Cela dit, d’Artagnan se campa fièrement dans le cabinet du roi, l’œil allumé, la main sur l’épée, la lèvre frémissante, affectant bien plus de colère encore qu’il n’en ressentait.

Colbert, humilié, dévoré de rage, salua le roi, comme pour lui demander la permission de se retirer.

Le roi, contrarié dans son orgueil et dans sa curiosité, ne savait encore quel parti prendre. D’Artagnan le vit hésiter. Rester plus longtemps eût été une faute ; il fallait obtenir un triomphe sur Colbert, et le seul moyen était de piquer si bien et si fort au vif le roi, qu’il ne restât plus à Sa Majesté d’autre sortie que de choisir entre l’un ou l’autre antagoniste.

D’Artagnan, donc, s’inclina comme Colbert ; mais le roi qui tenait, avant toute chose, à savoir des nouvelles bien exactes, bien détaillées, de l’arrestation du surintendant des finances, de celui qui l’avait fait trembler un moment, le roi, comprenant que la bouderie de d’Artagnan allait l’obliger à remettre à un quart d’heure au moins les détails qu’il brûlait de connaître ; Louis, disons-nous, oublia Colbert, qui n’avait rien à dire de bien neuf, et rappela son capitaine des mousquetaires.

— Voyons, Monsieur, dit-il, faites d’abord votre commission, vous vous reposerez après.

D’Artagnan, qui allait franchir la porte, s’arrêta à la voix du roi, revint sur ses pas, et Colbert fut contraint de partir.

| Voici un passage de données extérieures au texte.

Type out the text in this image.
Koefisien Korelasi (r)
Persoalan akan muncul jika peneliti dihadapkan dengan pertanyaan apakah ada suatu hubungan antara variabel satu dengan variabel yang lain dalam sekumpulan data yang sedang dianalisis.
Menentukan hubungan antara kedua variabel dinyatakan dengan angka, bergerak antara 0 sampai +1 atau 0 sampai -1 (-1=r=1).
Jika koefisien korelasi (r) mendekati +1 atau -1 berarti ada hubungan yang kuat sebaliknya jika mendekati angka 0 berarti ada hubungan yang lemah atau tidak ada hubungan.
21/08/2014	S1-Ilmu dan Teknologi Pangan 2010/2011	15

Son visage prit une teinte de pourpre ; ses yeux noirs et méchants brillèrent d’un feu sombre sous leurs épais sourcils ; il allongea le pas, s’inclina devant le roi, se redressa à demi en passant devant d’Artagnan, et partit la mort dans le cœur.

D’Artagnan, demeuré seul avec le roi, s’adoucit à l’instant même, et, composant son visage :

— Sire, dit-il, vous êtes un jeune roi. C’est à l’aurore que l’homme devine si la journée sera belle ou triste. Comment, sire, les peuples que la main de Dieu a rangés sous votre loi augureront-ils de votre règne, si, entre vous et eux, vous laissez agir des ministres de colère et de violence ? Mais, parlons de moi, sire ; laissons une discussion qui vous paraît oiseuse, inconvenante, peut-être. Parlons de moi. J’ai arrêté M. Fouquet.

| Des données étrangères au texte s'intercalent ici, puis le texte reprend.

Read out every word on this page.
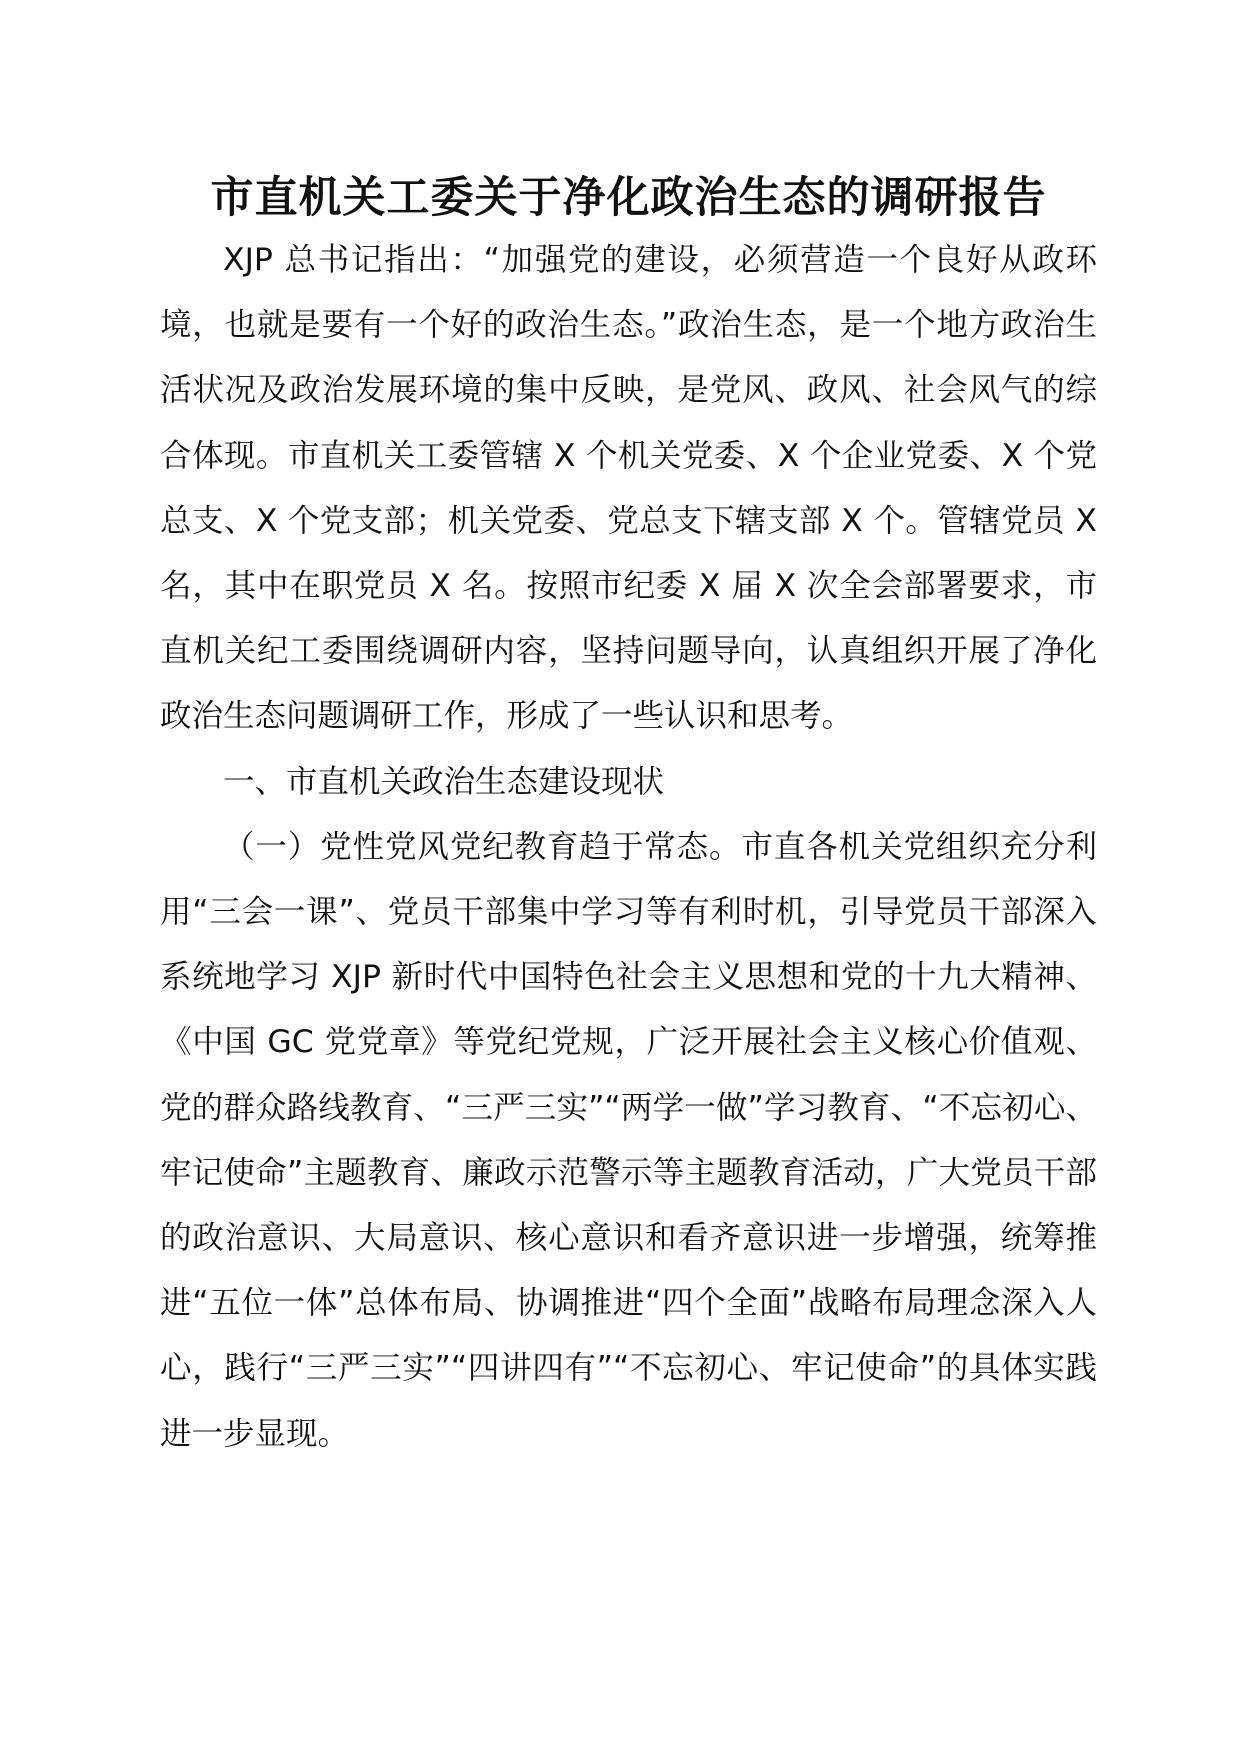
市直机关工委关于净化政治生态的调研报告

XJP 总书记指出：“加强党的建设，必须营造一个良好从政环境，也就是要有一个好的政治生态。”政治生态，是一个地方政治生活状况及政治发展环境的集中反映，是党风、政风、社会风气的综合体现。市直机关工委管辖 X 个机关党委、X 个企业党委、X 个党总支、X 个党支部；机关党委、党总支下辖支部 X 个。管辖党员 X 名，其中在职党员 X 名。按照市纪委 X 届 X 次全会部署要求，市直机关纪工委围绕调研内容，坚持问题导向，认真组织开展了净化政治生态问题调研工作，形成了一些认识和思考。

一、市直机关政治生态建设现状

（一）党性党风党纪教育趋于常态。市直各机关党组织充分利用“三会一课”、党员干部集中学习等有利时机，引导党员干部深入系统地学习 XJP 新时代中国特色社会主义思想和党的十九大精神、《中国 GC 党党章》等党纪党规，广泛开展社会主义核心价值观、党的群众路线教育、“三严三实”“两学一做”学习教育、“不忘初心、牢记使命”主题教育、廉政示范警示等主题教育活动，广大党员干部的政治意识、大局意识、核心意识和看齐意识进一步增强，统筹推进“五位一体”总体布局、协调推进“四个全面”战略布局理念深入人心，践行“三严三实”“四讲四有”“不忘初心、牢记使命”的具体实践进一步显现。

— Vous y avez mis le temps, fit le roi avec aigreur.

D’Artagnan regarda le roi.

— Je vois que je me suis mal exprimé, dit-il. J’ai annoncé à Votre Majesté que j’avais arrêté M. Fouquet ?

— Oui ; eh bien ?

— Eh bien, j’aurais dû dire à Votre Majesté que M. Fouquet m’avait arrêté, ç’aurait été plus juste. Je rétablis donc la vérité : j’ai été arrêté par M. Fouquet.

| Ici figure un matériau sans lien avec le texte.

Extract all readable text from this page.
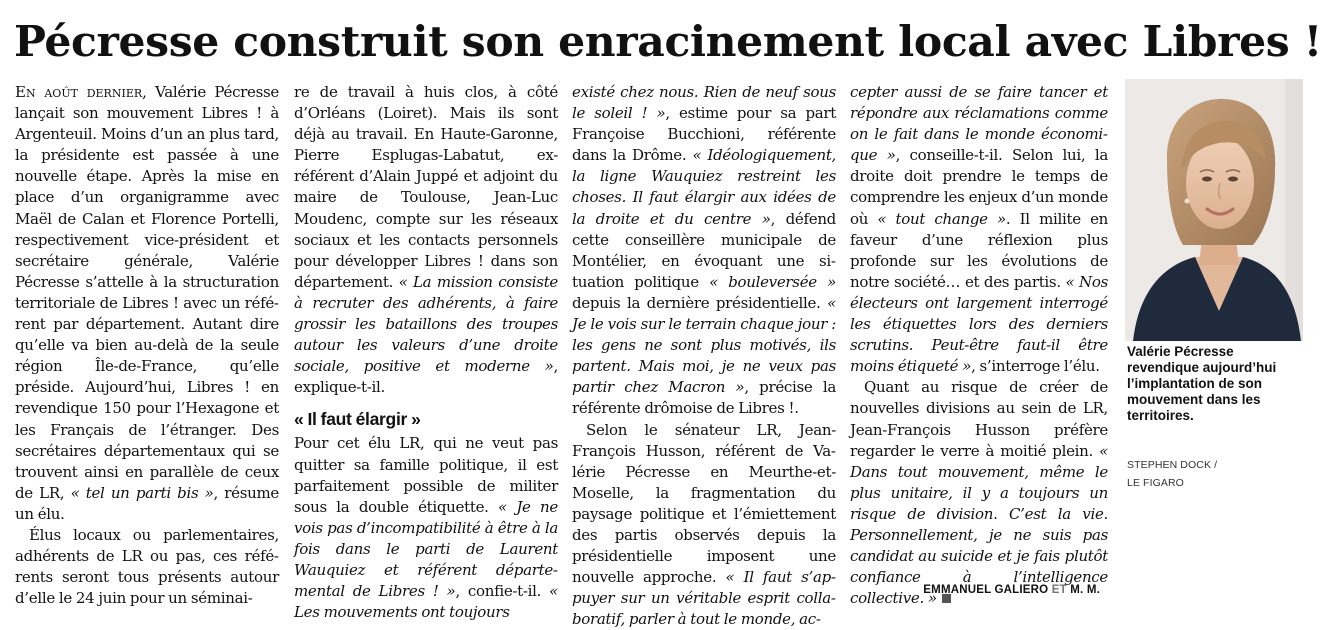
Pécresse construit son enracinement local avec Libres !

En août dernier, Valérie Pécresse lançait son mouvement Libres ! à Argenteuil. Moins d’un an plus tard, la présidente est passée à une nouvelle étape. Après la mise en place d’un organigramme avec Maël de Calan et Florence Portelli, respectivement vice-président et secrétaire générale, Valérie Pécresse s’attelle à la structuration territoriale de Libres ! avec un référent par département. Autant dire qu’elle va bien au-delà de la seule région Île-de-France, qu’elle préside. Aujourd’hui, Libres ! en revendique 150 pour l’Hexagone et les Français de l’étranger. Des secrétaires départementaux qui se trouvent ainsi en parallèle de ceux de LR, « tel un parti bis », résume un élu.

Élus locaux ou parlementaires, adhérents de LR ou pas, ces référents seront tous présents autour d’elle le 24 juin pour un séminai-

re de travail à huis clos, à côté d’Orléans (Loiret). Mais ils sont déjà au travail. En Haute-Garonne, Pierre Esplugas-Labatut, ex-référent d’Alain Juppé et adjoint du maire de Toulouse, Jean-Luc Moudenc, compte sur les réseaux sociaux et les contacts personnels pour développer Libres ! dans son département. « La mission consiste à recruter des adhérents, à faire grossir les bataillons des troupes autour les valeurs d’une droite sociale, positive et moderne », explique-t-il.

« Il faut élargir »

Pour cet élu LR, qui ne veut pas quitter sa famille politique, il est parfaitement possible de militer sous la double étiquette. « Je ne vois pas d’incompatibilité à être à la fois dans le parti de Laurent Wauquiez et référent départemental de Libres ! », confie-t-il. « Les mouvements ont toujours

existé chez nous. Rien de neuf sous le soleil ! », estime pour sa part Françoise Bucchioni, référente dans la Drôme. « Idéologiquement, la ligne Wauquiez restreint les choses. Il faut élargir aux idées de la droite et du centre », défend cette conseillère municipale de Montélier, en évoquant une situation politique « bouleversée » depuis la dernière présidentielle. « Je le vois sur le terrain chaque jour : les gens ne sont plus motivés, ils partent. Mais moi, je ne veux pas partir chez Macron », précise la référente drômoise de Libres !.

Selon le sénateur LR, Jean-François Husson, référent de Valérie Pécresse en Meurthe-et-Moselle, la fragmentation du paysage politique et l’émiettement des partis observés depuis la présidentielle imposent une nouvelle approche. « Il faut s’appuyer sur un véritable esprit collaboratif, parler à tout le monde, ac-

cepter aussi de se faire tancer et répondre aux réclamations comme on le fait dans le monde économique », conseille-t-il. Selon lui, la droite doit prendre le temps de comprendre les enjeux d’un monde où « tout change ». Il milite en faveur d’une réflexion plus profonde sur les évolutions de notre société… et des partis. « Nos électeurs ont largement interrogé les étiquettes lors des derniers scrutins. Peut-être faut-il être moins étiqueté », s’interroge l’élu.

Quant au risque de créer de nouvelles divisions au sein de LR, Jean-François Husson préfère regarder le verre à moitié plein. « Dans tout mouvement, même le plus unitaire, il y a toujours un risque de division. C’est la vie. Personnellement, je ne suis pas candidat au suicide et je fais plutôt confiance à l’intelligence collective. »

EMMANUEL GALIERO ET M. M.
Valérie Pécresse revendique aujourd’hui l’implantation de son mouvement dans les territoires.
STEPHEN DOCK /
LE FIGARO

Ce fut le tour de Louis XIV d’être surpris. Sa Majesté s’étonna à son tour. D’Artagnan, de son coup d’œil si prompt, apprécia ce qui se passait dans l’esprit du maître. Il ne lui donna pas le temps de questionner. Il raconta avec cette poésie, avec ce pittoresque que lui seul possédait peut-être à cette époque, l’évasion de M. Fouquet, la poursuite, la course acharnée, enfin cette générosité inimitable du surintendant, qui pouvait fuir dix fois, qui pouvait tuer vingt fois l’adversaire attaché à sa poursuite, et qui avait préféré la prison, et pis encore, peut-être, à l’humiliation de celui qui voulait lui ravir sa liberté.

À mesure que le capitaine des mousquetaires parlait, le roi s’agitait, dévorant ses paroles et faisant claquer l’extrémité de ses ongles les uns contre les autres.

— Il en résulte donc, sire, à mes yeux du moins, qu’un homme qui se conduit ainsi est un galant homme et ne peut être un ennemi du roi. Voilà mon opinion, je le répète à Votre Majesté. Je sais que le roi va me dire, et je m’incline : « La raison d’État. » Soit ! c’est à mes yeux bien respectable. Mais je suis un soldat, j’ai reçu ma consigne ; la consigne est exécutée, bien malgré moi, c’est vrai ; mais elle l’est. Je me tais.

— Où est M. Fouquet en ce moment ? demanda Louis après un moment de silence.

— M. Fouquet, sire, répondit d’Artagnan, est dans la cage de fer que M. Colbert lui a fait préparer, et roule au galop de quatre vigoureux chevaux sur la route d’Angers.

— Pourquoi l’avez-vous quitté en route ?

— Parce que Sa Majesté ne m’avait pas dit d’aller à Angers. La preuve, la meilleure preuve de ce que j’avance, c’est que le roi me cherchait tout à l’heure… Et puis j’avais une autre raison.

— Laquelle ?

— Moi étant là, ce pauvre M. Fouquet n’eût jamais tenté de s’évader.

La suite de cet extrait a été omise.